The Let's Play Archive

Star-Crosst

by Olive Branch

Part 1: V-Day



:siren: There is goon participation in this chapter! :siren:



The first thing we need to do on starting a new game is choose our protagonist's sex/presentation: male or female. This has no bearing on gameplay other than dialogue changing slightly to account for our body. There is no option to choose our pronouns or a nonbinary protagonist, and the game's text sadly doesn't account for this possibility. Ultimately, we can date anyone we want: the game doesn't lock us out of a romantic interest just because of our sex.

The first vote that was considered was whether we play as a male- or female-presenting protagonist and what our pronouns were. Our protagonist was voted to be a female-presenting character with she/her pronouns.

The game's introduction is spoken. Click here to listen!






"They had arrived two days prior in the skies above central Africa; visible to the naked eye, and we still weren't ready for it."

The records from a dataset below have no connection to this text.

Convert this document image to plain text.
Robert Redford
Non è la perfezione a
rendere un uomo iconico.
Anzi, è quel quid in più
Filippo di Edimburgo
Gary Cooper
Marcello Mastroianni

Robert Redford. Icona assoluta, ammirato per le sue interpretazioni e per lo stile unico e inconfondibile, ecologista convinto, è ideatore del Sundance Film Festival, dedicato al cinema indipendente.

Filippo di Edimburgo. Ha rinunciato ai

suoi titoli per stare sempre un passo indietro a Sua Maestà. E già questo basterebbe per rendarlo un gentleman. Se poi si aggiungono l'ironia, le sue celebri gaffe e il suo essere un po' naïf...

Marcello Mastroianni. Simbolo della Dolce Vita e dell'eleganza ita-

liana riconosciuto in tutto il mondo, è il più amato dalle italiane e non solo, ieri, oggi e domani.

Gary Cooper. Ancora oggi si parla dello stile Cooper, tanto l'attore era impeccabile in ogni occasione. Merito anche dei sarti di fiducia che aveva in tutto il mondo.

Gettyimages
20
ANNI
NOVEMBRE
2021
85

"They didn't attack with conventional weapons – the largest two ships each had a superweapon that could upset Earth's atmosphere. Within the first day of their arrival, unprecedented weather phenomena struck out all over the globe."

"Water evaporated from the oceans and was brought down as raging hurricanes in the middle of sprawling deserts. Tsunamis sank whole islands. Swaths of continents baked to nothing, while others froze solid."

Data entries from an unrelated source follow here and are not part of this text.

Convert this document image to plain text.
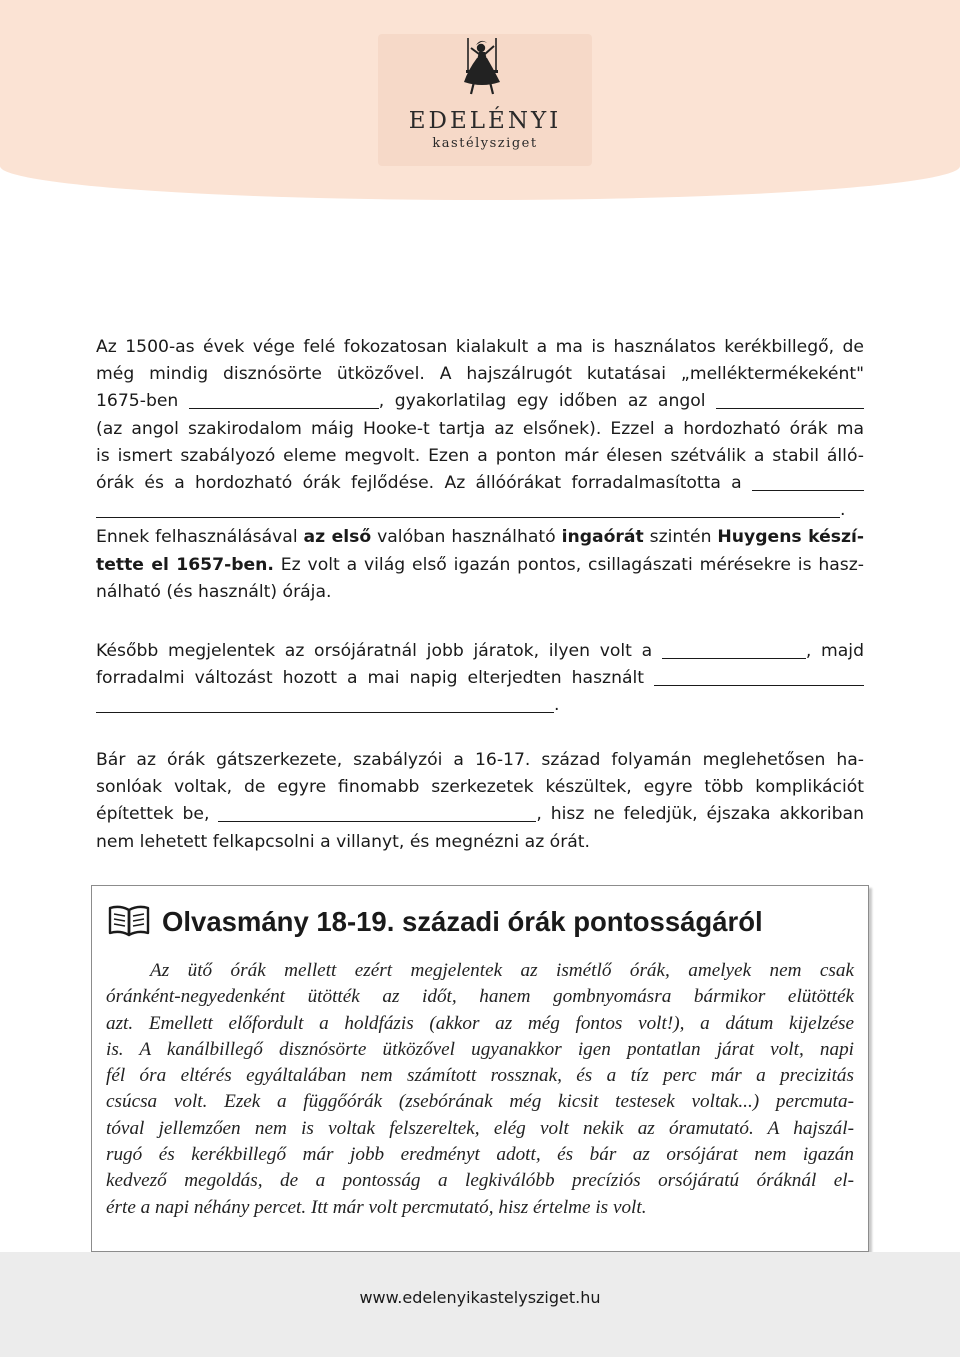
EDELÉNYI
kastélysziget
Az 1500-as évek vége felé fokozatosan kialakult a ma is használatos kerékbillegő, de
még mindig disznósörte ütközővel. A hajszálrugót kutatásai „melléktermékeként"
1675-ben	, gyakorlatilag egy időben az angol
(az angol szakirodalom máig Hooke-t tartja az elsőnek). Ezzel a hordozható órák ma
is ismert szabályozó eleme megvolt. Ezen a ponton már élesen szétválik a stabil álló-
órák és a hordozható órák fejlődése. Az állóórákat forradalmasította a
.
Ennek felhasználásával az első valóban használható ingaórát szintén Huygens készí-
tette el 1657-ben. Ez volt a világ első igazán pontos, csillagászati mérésekre is hasz-
nálható (és használt) órája.
Később megjelentek az orsójáratnál jobb járatok, ilyen volt a	, majd
forradalmi változást hozott a mai napig elterjedten használt
.
Bár az órák gátszerkezete, szabályzói a 16-17. század folyamán meglehetősen ha-
sonlóak voltak, de egyre finomabb szerkezetek készültek, egyre több komplikációt
építettek be,	, hisz ne feledjük, éjszaka akkoriban
nem lehetett felkapcsolni a villanyt, és megnézni az órát.
Olvasmány 18-19. századi órák pontosságáról
Az ütő órák mellett ezért megjelentek az ismétlő órák, amelyek nem csak
óránként-negyedenként ütötték az időt, hanem gombnyomásra bármikor elütötték
azt. Emellett előfordult a holdfázis (akkor az még fontos volt!), a dátum kijelzése
is. A kanálbillegő disznósörte ütközővel ugyanakkor igen pontatlan járat volt, napi
fél óra eltérés egyáltalában nem számított rossznak, és a tíz perc már a precizitás
csúcsa volt. Ezek a függőórák (zsebórának még kicsit testesek voltak...) percmuta-
tóval jellemzően nem is voltak felszereltek, elég volt nekik az óramutató. A hajszál-
rugó és kerékbillegő már jobb eredményt adott, és bár az orsójárat nem igazán
kedvező megoldás, de a pontosság a legkiválóbb precíziós orsójáratú óráknál el-
érte a napi néhány percet. Itt már volt percmutató, hisz értelme is volt.
www.edelenyikastelysziget.hu
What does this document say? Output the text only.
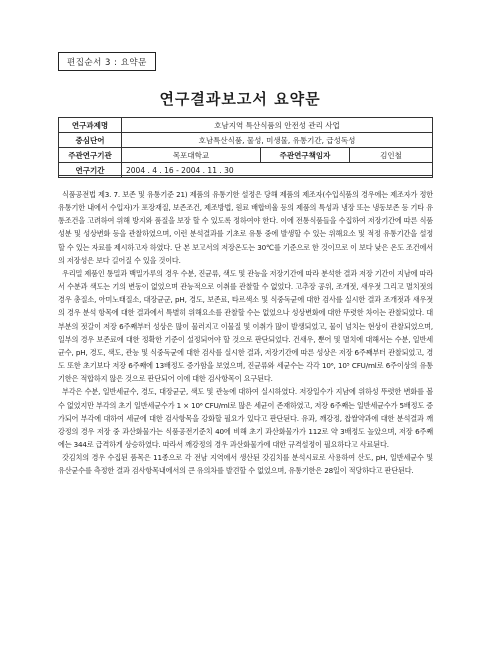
편집순서 3 : 요약문
연구결과보고서 요약문
연구과제명	호남지역 특산식품의 안전성 관리 사업		
중심단어	호남특산식품, 물성, 미생물, 유통기간, 급성독성		
주관연구기관	목포대학교	주관연구책임자	김인철
연구기간	2004 . 4 . 16 - 2004 . 11 . 30		

식품공전법 제3. 7. 보존 및 유통기준 21) 제품의 유통기한 설정은 당해 제품의 제조자(수입식품의 경우에는 제조자가 정한 유통기한 내에서 수입자)가 포장재질, 보존조건, 제조방법, 원료 배합비율 등의 제품의 특성과 냉장 또는 냉동보존 등 기타 유통조건을 고려하여 위해 방지와 품질을 보장 할 수 있도록 정하여야 한다. 이에 전통식품들을 수집하여 저장기간에 따른 식품성분 및 성상변화 등을 관찰하였으며, 이런 분석결과를 기초로 유통 중에 발생할 수 있는 위해요소 및 적정 유통기간을 설정할 수 있는 자료를 제시하고자 하였다. 단 본 보고서의 저장온도는 30℃를 기준으로 한 것이므로 이 보다 낮은 온도 조건에서의 저장성은 보다 길어질 수 있을 것이다.

우리밀 제품인 통밀과 백밀가루의 경우 수분, 진균류, 색도 및 관능을 저장기간에 따라 분석한 결과 저장 기간이 지남에 따라서 수분과 색도는 기의 변동이 없었으며 관능적으로 이취를 관찰할 수 없었다. 고추장 공위, 조개젓, 새우젓 그리고 멸치젓의 경우 총질소, 아미노태질소, 대장균군, pH, 경도, 보존료, 타르색소 및 식중독균에 대한 검사를 실시한 결과 조개젓과 새우젓의 경우 분석 항목에 대한 결과에서 특별히 위해요소를 관찰할 수는 없었으나 성상변화에 대한 뚜렷한 차이는 관찰되었다. 대부분의 젓갈이 저장 6주째부터 성상은 많이 물러지고 이물질 및 이취가 많이 발생되었고, 물이 넘치는 현상이 관찰되었으며, 일부의 경우 보존료에 대한 정확한 기준이 설정되어야 할 것으로 판단되었다. 건새우, 뿐어 및 멸치에 대해서는 수분, 일반세균수, pH, 경도, 색도, 관능 및 식중독균에 대한 검사를 실시한 결과, 저장기간에 따른 성상은 저장 6주째부터 관찰되었고, 경도 또한 초기보다 저장 6주째에 13배정도 증가함을 보였으며, 진균류와 세균수는 각각 10⁶, 10⁵ CFU/ml로 6주이상의 유통기한은 적합하지 않은 것으로 판단되어 이에 대한 검사항목이 요구된다.

부각은 수분, 일반세균수, 경도, 대장균군, 색도 및 관능에 대하여 실시하였다. 저장일수가 지남에 위하성 뚜렷한 변화를 볼 수 없었지만 부각의 초기 일반세균수가 1 × 10⁶ CFU/ml로 많은 세균이 존재하였고, 저장 6주째는 일반세균수가 5배정도 증가되어 부각에 대하여 세균에 대한 검사항목을 강화할 필요가 있다고 판단된다. 유과, 깨강정, 찹쌀약과에 대한 분석결과 깨강정의 경우 저장 중 과산화물가는 식품공전기준치 40에 비해 초기 과산화물가가 112로 약 3배정도 높았으며, 저장 6주째에는 344로 급격하게 상승하였다. 따라서 깨강정의 경우 과산화물가에 대한 규격설정이 필요하다고 사료된다.

갓김치의 경우 수집된 품목은 11종으로 각 전남 지역에서 생산된 갓김치를 분석시료로 사용하여 산도, pH, 일반세균수 및 유산균수를 측정한 결과 검사항목내에서의 큰 유의차를 발견할 수 없었으며, 유통기한은 28일이 적당하다고 판단된다.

"We could have mounted a defense against a conventional assault, but the very Earth – our home, our cradle – was turned against us. What chance did we have when the ground beneath our feet could split apart and devour us at any moment?"

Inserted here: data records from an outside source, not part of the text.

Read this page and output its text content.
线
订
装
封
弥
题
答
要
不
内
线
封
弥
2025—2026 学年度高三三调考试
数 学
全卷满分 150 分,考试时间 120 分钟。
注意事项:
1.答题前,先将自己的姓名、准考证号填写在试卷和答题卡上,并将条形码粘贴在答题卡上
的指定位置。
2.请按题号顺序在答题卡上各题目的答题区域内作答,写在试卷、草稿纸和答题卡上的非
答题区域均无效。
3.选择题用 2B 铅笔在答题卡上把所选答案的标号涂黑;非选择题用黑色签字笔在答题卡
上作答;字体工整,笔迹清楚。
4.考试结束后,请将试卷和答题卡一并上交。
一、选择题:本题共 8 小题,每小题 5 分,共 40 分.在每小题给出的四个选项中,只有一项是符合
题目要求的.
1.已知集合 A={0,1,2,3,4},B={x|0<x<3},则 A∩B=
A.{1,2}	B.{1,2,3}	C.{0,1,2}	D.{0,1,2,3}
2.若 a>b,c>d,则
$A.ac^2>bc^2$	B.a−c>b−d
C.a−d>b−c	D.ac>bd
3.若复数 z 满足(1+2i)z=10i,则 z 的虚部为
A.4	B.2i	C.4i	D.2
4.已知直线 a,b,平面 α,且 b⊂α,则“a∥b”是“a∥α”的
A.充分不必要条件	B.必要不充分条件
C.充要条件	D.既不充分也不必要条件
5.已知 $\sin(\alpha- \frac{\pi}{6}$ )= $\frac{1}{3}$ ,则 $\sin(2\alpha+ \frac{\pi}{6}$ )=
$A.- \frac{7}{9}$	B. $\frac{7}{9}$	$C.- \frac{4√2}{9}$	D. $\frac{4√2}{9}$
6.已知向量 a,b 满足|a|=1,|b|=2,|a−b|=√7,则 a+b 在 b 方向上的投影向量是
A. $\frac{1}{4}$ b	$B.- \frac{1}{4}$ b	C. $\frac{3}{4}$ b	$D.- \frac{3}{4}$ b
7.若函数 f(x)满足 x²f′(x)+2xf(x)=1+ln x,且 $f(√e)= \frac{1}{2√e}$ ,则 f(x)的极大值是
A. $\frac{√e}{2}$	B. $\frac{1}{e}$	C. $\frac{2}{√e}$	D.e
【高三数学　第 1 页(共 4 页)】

"Our enemies made no attempts to communicate. They rarely invaded with ground troops. To this day, we still don't know what they wanted."

"We had taken to calling them the 'Riklid.'"



"Mars had been colonized for close to one-hundred years by then, and it didn't fare any better."

"All the work that we had put into terraforming the red planet was upended over the course of a few weeks. The greater lakes that we had managed to cultivate and the forests we had planted – all of it was in jeopardy."

"Just as we were finally beginning to explore the deeper reaches of our universe, some of us were beginning to really believe that humanity's final chapter was being written. Our defences could hardly even breach our own skies – what chance did we have?"



"But we had one defence that the Riklid perhaps didn't anticipate – the Moon. The pearl in Earth's night sky. It had no atmosphere for the Riklid to manipulate."

"All of our hopes and efforts rested on the colonies that we had established on the Moon. Compared to the combined resources of Earth and Mars, it wasn't much... but that was all we had."

"It may have been just one little celestial satellite orbiting the Big Blue Marble, but we were going to prove that it wasn't the size of the dog in the fight – it was the size of the fight in the dog."

"After all, all of humanity depended on it."

"At four-fourteen P.M. UTC, on June twentieth, Twenty-Three-Twenty-Three, we made a decisive retaliation."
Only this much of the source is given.